In 1990, ABC tried (and failed) with a short-lived series devoted to Elvis Presley’s early life. Three decades later, and a quarter-century after Selena’s death, Netflix does the same with “Selena: The Series,” which should stir curiosity among her fans but which proves so light on substance as to make watching the initial nine-episode run a slog with few high notes.
Although there’s something simultaneously uplifting and sad about watching the struggles of young Selena Quintanilla (played by “The Walking Dead’s” Christian Serratos) and her family — knowing that stardom, and tragedy, wait on the other side — the show carries the overly manicured feel of a licensed product.
As a consequence, the series is both earnest and dramatically flat. The title notwithstanding, much of the focus is on the Tejano star’s dad, Abraham Quintanilla (“Desperate Housewives'” Ricardo Chavira), beginning with him recognizing his daughter’s talent as a child and pursuing a bet-the-house strategy (basically literally) on her success.
That quest unfolds so slowly that the episodes — most of which run less than 40 minutes — exhibit a conspicuous lack of momentum. Tensions do exist within the family, and eventually questions arise about Selena dating as she matures under her father’s watchful and protective eye, but not in a way that elicits consistent involvement thanks to the shortage of dramatic inflection points.
There is, not surprisingly, a lot of music, and key little moments, like the decision that Selena should perform in Spanish. Yet several of the episodes don’t really arc toward anything, but rather abruptly end before moving on to the next chapter.
It’s tempting but not really fair to attribute that to the writing, since the show (created by Moisés Zamora) clearly had to operate with the equivalent of one hand tied behind its back. The episodic format advances at a snail’s pace — unlike movie biographies that by necessity race to the good stuff.
Selena’s life was previously turned into a 1997 film starring Jennifer Lopez, also produced with the family’s cooperation. The film’s producer has sued the family and Netflix, claiming he retained the TV rights.
For Netflix, the attention “Selena: The Series” will generate — both from media outlets and subscribers — represents half the battle, and by that measure likely already counts as a win.
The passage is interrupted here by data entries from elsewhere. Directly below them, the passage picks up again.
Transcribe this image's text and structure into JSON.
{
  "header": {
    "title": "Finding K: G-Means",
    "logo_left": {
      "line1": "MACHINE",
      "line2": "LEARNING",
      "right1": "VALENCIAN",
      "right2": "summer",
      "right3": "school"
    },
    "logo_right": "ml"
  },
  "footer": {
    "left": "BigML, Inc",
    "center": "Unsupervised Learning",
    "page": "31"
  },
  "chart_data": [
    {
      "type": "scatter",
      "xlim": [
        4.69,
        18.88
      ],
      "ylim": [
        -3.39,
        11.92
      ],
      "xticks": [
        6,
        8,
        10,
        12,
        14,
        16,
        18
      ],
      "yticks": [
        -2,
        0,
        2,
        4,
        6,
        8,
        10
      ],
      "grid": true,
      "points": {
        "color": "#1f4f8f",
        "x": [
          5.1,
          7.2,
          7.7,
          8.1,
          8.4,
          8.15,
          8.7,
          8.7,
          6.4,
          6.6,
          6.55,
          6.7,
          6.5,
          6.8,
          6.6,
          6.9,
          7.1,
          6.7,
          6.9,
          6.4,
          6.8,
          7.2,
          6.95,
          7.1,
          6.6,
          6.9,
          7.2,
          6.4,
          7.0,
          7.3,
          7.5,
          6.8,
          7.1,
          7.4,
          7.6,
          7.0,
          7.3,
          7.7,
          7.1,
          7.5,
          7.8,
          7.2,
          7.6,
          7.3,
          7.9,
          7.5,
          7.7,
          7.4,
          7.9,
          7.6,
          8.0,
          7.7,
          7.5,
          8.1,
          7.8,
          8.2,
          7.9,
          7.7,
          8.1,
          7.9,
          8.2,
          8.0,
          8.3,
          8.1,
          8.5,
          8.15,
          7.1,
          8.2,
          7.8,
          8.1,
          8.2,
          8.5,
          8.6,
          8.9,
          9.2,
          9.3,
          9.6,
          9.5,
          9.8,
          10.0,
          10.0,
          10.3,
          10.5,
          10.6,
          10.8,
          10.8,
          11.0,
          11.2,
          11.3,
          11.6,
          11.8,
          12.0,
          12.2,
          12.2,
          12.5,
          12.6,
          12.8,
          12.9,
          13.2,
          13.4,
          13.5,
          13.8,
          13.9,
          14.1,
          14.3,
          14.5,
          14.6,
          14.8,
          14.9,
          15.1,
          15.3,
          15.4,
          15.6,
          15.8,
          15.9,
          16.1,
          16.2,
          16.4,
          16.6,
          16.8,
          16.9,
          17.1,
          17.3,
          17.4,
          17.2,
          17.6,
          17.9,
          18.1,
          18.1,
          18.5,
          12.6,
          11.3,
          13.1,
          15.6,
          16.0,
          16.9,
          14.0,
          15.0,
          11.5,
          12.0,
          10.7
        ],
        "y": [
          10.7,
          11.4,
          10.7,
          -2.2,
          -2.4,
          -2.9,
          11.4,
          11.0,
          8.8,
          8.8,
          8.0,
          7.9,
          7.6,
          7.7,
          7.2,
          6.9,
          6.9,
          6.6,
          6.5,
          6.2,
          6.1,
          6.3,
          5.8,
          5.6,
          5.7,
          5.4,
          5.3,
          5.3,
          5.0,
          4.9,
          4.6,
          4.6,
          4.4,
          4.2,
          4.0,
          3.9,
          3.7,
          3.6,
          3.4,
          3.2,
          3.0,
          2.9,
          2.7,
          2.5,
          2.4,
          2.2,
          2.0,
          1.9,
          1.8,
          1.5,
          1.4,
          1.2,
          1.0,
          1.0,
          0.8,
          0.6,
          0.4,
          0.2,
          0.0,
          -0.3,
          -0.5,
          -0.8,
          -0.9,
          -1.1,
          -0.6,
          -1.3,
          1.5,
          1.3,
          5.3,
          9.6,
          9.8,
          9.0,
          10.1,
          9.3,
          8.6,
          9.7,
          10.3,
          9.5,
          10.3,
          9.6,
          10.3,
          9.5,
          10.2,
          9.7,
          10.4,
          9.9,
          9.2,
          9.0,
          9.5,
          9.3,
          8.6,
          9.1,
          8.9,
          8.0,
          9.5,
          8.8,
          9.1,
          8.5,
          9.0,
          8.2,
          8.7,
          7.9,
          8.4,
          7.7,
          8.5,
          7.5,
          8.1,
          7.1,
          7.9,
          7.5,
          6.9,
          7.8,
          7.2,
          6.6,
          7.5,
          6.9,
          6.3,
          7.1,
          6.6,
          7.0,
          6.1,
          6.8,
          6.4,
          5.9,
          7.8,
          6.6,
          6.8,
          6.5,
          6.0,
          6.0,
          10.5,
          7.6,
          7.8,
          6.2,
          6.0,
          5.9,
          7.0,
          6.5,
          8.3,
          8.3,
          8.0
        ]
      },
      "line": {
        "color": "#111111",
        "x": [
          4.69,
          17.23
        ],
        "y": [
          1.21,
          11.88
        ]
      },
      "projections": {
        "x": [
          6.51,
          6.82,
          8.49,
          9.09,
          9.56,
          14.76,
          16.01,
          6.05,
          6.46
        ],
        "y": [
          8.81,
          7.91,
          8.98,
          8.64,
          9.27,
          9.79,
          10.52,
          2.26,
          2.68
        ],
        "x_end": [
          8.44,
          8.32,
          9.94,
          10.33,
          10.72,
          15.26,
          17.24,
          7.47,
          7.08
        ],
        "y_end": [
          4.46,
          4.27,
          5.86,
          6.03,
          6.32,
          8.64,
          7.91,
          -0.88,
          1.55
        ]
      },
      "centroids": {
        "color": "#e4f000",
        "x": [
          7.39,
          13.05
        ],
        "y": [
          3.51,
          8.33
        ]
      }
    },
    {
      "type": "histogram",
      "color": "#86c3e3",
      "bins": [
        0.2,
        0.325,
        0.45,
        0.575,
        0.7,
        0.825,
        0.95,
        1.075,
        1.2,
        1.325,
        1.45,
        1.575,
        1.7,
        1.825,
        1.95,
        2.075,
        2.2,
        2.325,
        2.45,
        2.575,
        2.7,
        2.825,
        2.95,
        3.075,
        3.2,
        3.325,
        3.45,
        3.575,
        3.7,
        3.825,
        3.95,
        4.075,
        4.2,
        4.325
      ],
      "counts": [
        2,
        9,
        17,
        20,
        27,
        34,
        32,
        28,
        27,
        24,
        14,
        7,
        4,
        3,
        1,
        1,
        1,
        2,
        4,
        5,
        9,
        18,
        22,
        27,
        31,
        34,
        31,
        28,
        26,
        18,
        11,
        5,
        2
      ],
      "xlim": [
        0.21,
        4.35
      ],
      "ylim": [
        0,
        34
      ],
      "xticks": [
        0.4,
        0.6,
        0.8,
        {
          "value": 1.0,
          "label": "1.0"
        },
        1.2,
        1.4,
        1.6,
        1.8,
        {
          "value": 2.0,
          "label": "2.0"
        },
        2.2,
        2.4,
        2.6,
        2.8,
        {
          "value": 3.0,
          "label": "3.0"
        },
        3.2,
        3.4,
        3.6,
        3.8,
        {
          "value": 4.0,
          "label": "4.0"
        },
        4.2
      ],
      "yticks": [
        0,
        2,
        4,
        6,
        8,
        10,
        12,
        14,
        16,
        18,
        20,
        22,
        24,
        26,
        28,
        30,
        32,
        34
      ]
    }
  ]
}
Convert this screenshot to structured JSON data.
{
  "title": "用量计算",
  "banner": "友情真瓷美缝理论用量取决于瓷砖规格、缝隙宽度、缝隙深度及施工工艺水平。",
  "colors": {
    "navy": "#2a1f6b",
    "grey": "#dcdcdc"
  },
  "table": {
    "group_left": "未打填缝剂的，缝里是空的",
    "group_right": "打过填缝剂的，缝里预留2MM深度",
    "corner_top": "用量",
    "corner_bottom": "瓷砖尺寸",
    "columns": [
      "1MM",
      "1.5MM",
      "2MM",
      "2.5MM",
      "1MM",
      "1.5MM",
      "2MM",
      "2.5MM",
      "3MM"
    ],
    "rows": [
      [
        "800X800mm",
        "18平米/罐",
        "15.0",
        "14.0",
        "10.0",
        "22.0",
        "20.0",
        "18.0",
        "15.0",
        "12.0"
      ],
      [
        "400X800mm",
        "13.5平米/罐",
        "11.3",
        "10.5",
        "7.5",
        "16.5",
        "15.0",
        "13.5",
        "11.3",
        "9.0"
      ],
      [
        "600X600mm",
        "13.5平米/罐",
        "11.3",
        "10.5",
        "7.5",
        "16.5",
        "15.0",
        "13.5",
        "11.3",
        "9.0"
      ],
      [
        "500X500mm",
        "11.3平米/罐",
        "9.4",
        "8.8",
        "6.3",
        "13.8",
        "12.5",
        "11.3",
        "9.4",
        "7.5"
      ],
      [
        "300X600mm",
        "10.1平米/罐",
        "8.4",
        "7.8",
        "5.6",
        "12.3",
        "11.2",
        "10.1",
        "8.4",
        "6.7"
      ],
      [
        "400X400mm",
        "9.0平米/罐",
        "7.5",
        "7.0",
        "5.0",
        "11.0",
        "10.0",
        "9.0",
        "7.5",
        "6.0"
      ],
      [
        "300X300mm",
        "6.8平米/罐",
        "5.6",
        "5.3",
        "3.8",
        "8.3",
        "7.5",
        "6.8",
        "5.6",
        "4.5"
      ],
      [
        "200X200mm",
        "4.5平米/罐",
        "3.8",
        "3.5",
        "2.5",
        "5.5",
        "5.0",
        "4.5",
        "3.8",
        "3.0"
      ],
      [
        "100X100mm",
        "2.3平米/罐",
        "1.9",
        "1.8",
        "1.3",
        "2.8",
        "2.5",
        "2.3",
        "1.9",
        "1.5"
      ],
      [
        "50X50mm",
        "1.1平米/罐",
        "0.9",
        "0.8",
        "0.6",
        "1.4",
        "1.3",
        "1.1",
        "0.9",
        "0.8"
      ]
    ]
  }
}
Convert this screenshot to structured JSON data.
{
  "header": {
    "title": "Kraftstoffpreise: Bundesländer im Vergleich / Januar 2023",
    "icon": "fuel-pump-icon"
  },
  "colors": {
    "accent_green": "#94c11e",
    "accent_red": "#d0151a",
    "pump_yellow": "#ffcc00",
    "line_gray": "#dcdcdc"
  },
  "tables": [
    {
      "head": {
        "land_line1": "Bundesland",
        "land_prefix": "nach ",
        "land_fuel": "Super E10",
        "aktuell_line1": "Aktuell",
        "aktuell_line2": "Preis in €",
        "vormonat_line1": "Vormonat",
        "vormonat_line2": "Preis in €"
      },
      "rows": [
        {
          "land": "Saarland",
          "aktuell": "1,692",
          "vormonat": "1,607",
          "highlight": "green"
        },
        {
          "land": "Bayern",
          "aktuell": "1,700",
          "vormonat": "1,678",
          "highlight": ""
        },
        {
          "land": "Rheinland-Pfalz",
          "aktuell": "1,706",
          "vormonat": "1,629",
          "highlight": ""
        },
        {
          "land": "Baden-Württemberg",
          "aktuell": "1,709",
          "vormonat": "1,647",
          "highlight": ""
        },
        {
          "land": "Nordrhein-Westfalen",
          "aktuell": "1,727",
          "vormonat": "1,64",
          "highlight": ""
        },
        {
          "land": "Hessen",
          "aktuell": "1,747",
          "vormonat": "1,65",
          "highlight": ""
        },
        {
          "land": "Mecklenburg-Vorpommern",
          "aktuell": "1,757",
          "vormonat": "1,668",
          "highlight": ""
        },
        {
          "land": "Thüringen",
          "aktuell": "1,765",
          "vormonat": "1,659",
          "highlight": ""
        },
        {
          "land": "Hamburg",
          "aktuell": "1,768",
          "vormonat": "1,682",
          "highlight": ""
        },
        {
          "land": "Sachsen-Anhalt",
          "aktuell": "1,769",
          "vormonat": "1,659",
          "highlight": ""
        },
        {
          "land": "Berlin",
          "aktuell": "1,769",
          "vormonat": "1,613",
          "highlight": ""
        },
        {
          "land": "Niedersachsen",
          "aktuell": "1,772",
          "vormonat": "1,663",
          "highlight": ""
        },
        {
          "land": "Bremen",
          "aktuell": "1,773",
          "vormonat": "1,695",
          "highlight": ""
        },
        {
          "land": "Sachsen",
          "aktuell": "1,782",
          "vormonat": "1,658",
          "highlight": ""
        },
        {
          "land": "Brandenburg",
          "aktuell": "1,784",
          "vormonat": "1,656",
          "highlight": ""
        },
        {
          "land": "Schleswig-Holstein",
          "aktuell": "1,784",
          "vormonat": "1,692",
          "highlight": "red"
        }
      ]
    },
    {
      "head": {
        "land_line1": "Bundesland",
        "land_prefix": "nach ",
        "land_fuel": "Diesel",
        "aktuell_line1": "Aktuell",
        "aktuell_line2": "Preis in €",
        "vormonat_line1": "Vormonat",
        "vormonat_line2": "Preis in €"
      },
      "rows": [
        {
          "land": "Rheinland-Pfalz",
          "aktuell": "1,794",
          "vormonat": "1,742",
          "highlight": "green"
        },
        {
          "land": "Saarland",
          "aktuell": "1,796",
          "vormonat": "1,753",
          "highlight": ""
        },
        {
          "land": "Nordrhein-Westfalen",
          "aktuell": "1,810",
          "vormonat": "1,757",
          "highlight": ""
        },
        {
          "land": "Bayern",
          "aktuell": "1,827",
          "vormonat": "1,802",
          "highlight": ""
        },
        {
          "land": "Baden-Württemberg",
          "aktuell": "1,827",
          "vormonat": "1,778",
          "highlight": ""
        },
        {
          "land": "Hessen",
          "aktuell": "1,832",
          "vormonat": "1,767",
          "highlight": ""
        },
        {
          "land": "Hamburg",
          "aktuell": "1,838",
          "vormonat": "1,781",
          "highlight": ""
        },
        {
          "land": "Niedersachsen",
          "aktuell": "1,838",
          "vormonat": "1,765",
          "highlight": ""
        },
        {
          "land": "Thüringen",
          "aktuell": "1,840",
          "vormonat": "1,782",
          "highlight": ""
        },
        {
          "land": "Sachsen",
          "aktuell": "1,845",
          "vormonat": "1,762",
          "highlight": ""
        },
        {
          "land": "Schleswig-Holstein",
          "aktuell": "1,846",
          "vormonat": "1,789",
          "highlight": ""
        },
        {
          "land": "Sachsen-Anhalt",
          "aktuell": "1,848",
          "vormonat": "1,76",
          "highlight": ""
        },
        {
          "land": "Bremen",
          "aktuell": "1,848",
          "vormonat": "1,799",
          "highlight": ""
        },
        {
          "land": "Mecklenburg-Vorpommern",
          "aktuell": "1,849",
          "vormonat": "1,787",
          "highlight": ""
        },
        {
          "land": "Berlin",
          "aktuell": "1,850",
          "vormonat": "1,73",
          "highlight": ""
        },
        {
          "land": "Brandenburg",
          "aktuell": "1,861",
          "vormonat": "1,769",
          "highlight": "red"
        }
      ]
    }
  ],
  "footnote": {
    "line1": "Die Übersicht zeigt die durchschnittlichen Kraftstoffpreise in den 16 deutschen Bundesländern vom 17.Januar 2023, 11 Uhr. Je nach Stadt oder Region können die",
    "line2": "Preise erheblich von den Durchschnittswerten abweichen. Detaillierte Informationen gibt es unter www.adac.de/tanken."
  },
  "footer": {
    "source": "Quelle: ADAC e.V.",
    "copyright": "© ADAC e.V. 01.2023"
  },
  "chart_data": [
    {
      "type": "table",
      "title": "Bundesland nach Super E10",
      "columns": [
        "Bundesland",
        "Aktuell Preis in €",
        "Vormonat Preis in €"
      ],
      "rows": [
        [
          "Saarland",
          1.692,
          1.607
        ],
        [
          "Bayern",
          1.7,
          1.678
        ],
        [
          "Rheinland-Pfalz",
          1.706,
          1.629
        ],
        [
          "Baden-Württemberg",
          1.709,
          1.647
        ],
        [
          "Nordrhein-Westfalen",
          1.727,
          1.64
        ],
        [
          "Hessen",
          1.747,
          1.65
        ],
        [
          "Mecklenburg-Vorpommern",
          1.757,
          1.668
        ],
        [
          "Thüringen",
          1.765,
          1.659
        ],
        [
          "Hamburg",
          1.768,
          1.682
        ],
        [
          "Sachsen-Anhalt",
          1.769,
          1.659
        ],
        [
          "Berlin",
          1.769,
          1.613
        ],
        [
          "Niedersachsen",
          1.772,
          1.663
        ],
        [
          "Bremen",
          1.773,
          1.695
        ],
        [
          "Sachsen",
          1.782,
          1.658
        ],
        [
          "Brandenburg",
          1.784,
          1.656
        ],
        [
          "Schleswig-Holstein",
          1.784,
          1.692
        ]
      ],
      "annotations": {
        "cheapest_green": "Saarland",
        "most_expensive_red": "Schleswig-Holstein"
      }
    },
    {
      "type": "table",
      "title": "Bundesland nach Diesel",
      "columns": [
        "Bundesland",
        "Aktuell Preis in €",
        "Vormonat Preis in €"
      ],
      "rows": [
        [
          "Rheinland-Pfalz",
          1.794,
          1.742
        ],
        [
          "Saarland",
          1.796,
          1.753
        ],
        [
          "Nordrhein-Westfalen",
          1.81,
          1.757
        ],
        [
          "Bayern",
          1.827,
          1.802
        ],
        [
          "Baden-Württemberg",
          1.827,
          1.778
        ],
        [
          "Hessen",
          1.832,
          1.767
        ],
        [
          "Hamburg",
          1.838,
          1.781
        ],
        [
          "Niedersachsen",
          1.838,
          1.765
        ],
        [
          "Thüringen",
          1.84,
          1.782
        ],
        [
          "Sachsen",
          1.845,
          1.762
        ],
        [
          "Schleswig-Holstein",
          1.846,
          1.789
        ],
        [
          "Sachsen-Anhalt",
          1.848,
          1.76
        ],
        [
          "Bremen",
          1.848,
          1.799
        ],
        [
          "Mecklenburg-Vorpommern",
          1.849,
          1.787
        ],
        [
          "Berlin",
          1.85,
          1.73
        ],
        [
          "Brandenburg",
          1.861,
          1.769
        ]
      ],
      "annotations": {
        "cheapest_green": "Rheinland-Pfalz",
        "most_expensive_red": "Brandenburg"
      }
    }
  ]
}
Indeed, a second part of the program’s bifurcated run is still to come.
Like “Elvis,” though, the series underscores that nostalgia for musical icons has its dramatic limits, tending to work more effectively as a tribute than a TV show. It’s a reminder, too, that in the era of infinite streaming shelf space, services too often assume that anything worth doing is worth overdoing.
“Selena” premieres Dec. 4 on Netflix.